Visuals Speak to Me – Quite Loudly as it Turns Out

I am a very visual person, although I have more of an ability to recall those things I’ve seen rather than being very good at creating visuals.

This week my cup overfloweth with colleagues and students pointing me to some great uses of visualization – Amazon Books and VisualsSpeak.

Dan Becker, a student in Professor David Socha’sEvidence Based Design” course at UW Bothell sent a pointer to a new service to visualize book linkages from the Amazon data feeds.  He’d come across the service in an article on mediabistro.  So I cranked it up and as a test put in Russ Ackoff’s name as a test.  It was with amazement that I saw what feels like a good portion of my business library of books come out in the diagram.  I particularly love the rank ordering and information on any specific selected book.

Ackoff Books on Amazon

The developer, Andrei Kashcha, rapidly responds to user feedback and a recent innovation allows you to bookmark the feature and when you are at an Amazon product page you can click on the visualize option to see what the product is related to.  It was a hoot to visualize all of the Nespresso products at Amazon:

Nespresso on Amazon

As part of a team visioning process last weekend, Sylvia Taylor introduced the VisualsSpeak Image Set. She spread out 200 images on a couple of tables.  The idea was for each of us to explore the question of “What we want for our future?” and then find in a few minutes the images that spoke to us.  Then we were to arrange the images to be able to tell a story. I selected the four images below:

What does Skip want in the future?

I wanted to take my photo editing tool and resize some of the photos so I could get the layout I wanted, but this was a one size fits all. So I arranged the photos in a “Z” eye movement arrangement.  The story I told went something like:

“I am standing in the present looking backwards at my footprints in the sands of time at the journey that I’ve been on for these sixty years.  As I turn around to look at my future, I see the ‘net of knowledge’ that reminds me that my passion in life is teaching others to ‘fish’ like the old Chinese Proverb ‘Give a man a fish and he won’t starve for a day.  Teach a man how to fish and he won’t starve for his entire life.’

“In teaching others about their future path, I try to be the light that is both attractive and yet warns of the surrounding dangers.
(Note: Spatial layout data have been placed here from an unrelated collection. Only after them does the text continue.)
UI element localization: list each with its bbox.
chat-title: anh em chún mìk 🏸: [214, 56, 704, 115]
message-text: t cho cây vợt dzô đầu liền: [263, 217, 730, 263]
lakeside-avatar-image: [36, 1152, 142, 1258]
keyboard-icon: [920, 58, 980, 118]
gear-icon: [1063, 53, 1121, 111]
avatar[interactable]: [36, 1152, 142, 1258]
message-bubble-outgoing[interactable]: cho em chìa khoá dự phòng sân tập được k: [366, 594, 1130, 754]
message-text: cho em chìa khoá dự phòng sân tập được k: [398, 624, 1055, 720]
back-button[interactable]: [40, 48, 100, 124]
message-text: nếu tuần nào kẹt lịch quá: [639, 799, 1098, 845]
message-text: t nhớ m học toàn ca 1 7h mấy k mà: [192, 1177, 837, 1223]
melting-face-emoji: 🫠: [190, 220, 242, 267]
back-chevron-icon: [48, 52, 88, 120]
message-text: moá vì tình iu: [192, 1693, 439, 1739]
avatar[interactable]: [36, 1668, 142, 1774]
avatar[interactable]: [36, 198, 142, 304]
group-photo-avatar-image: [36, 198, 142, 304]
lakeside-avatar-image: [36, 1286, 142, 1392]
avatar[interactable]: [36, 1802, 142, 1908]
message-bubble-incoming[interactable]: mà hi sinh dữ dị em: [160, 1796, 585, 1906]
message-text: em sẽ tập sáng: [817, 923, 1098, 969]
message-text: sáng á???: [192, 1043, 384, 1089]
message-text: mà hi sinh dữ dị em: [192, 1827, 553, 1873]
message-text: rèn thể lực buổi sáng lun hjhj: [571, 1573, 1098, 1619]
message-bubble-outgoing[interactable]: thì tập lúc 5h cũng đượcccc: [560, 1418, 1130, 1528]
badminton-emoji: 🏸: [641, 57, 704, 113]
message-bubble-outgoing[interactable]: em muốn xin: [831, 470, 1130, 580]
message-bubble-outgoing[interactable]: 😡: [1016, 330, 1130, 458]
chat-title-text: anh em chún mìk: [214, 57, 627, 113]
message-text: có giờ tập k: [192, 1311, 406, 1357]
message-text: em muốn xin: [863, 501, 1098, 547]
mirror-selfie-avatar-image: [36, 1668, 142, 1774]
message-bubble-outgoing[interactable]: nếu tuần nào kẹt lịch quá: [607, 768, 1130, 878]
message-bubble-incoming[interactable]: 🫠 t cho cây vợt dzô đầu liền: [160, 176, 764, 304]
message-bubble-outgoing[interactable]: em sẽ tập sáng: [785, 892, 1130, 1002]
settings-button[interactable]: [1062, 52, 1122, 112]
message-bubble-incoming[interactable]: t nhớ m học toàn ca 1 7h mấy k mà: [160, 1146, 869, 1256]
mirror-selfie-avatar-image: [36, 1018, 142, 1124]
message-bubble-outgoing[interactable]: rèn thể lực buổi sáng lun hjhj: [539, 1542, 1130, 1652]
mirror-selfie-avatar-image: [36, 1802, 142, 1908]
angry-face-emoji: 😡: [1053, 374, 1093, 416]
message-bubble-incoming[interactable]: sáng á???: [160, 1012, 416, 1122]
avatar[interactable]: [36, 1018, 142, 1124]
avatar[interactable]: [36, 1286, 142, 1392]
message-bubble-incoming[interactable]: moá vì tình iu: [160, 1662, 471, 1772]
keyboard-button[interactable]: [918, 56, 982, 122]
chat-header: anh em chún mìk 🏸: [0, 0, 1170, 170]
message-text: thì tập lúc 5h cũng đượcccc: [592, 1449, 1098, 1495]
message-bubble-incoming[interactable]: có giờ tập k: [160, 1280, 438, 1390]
Yet, as I walk through the doors of the years, I can now glimpse the end game of live.  I wonder what the carving in the stone over the final resting place will have to say about my life’s legacy.”

Sylvia suggests we take a picture of our images so that we can print them out and do additional work reflecting on what those images mean.  A couple of days later, I print out the images and write what comes immediately to mind.

What I want?

Amazing.  The visuals really do elicit a different set of thoughts and ideas than what is coming out of my “writing my way into existence.” I start thinking of this process as “visualizing my way into existence.”

I am interested in trying out the online version as Sylvia shared that the ImageCenter has images of paintings that the founder Christine Martell created.  I was secretly hoping that I would have the same images to choose from so that I could recreate what I did with the Image Set and be able to resize the images.  However, the images were completely different.  OK, Skip, go with the flow.  So I picked the same question we’d used at the start of the group envisioning process “What do I want in the future?” Out came the following (see full PDF):

What do I want in the future?

I couldn’t believe how easily the text flowed out of the images to describe what I was thinking and feeling in the moment. However, the rest of the team that participated in the group exercise will notice some related imagery to the group future visual we produced – many hands, sustenance, and the tree of life.

The VisualsSpeak images, process and tools fit all my criteria for a good process – it is quick, it is creative, it brings together the visual, auditory, and kinesthetic, and it reflects my inner state.  The process meets Chris Argyris definition of double loop learning that Schon describes in The Reflective Practioner: How Professionals Think in Action.

Double Loop Learning

It must be the unseasonable warm sunshine that is suffusing Seattle the last couple of days that is creating the context for all of these wonderful visuals and visualizations to show up.

The visual world is speaking loudly today.

This entry was posted in Content with Context, Human Centered Design, Idealized Design, Learning, Nature, organizing, Visual pattern Language, Working in teams. Bookmark the permalink.

4 Responses to Visuals Speak to Me – Quite Loudly as it Turns Out

  1. Tom Tiernan says:

    Skip

    Glad the process was informative for you.

    Another question you might want to explore (based on what I’m hearing in your post) is “What do I want my legacy to be?”
    Tom

  2. swaltersky says:

    Tom,

    Thanks for noticing. There are actually several questions I want to pursue and you certainly hit a key one. Another one is “how do I visualize my way into existence?” with the many variants of what visualize means in this context. I’ve been exploring the legacy in several posts over the last couple of months. Now I need to focus on it.

    Thanks again for developing such a rich toolset.

    Skip

  3. Beautiful post…. Tweeting right now!

  4. swaltersky says:

    Thanks Dana. I can’t wait to combine this technique that Sylvia Taylor introduced us to with Bootcamp Team Art.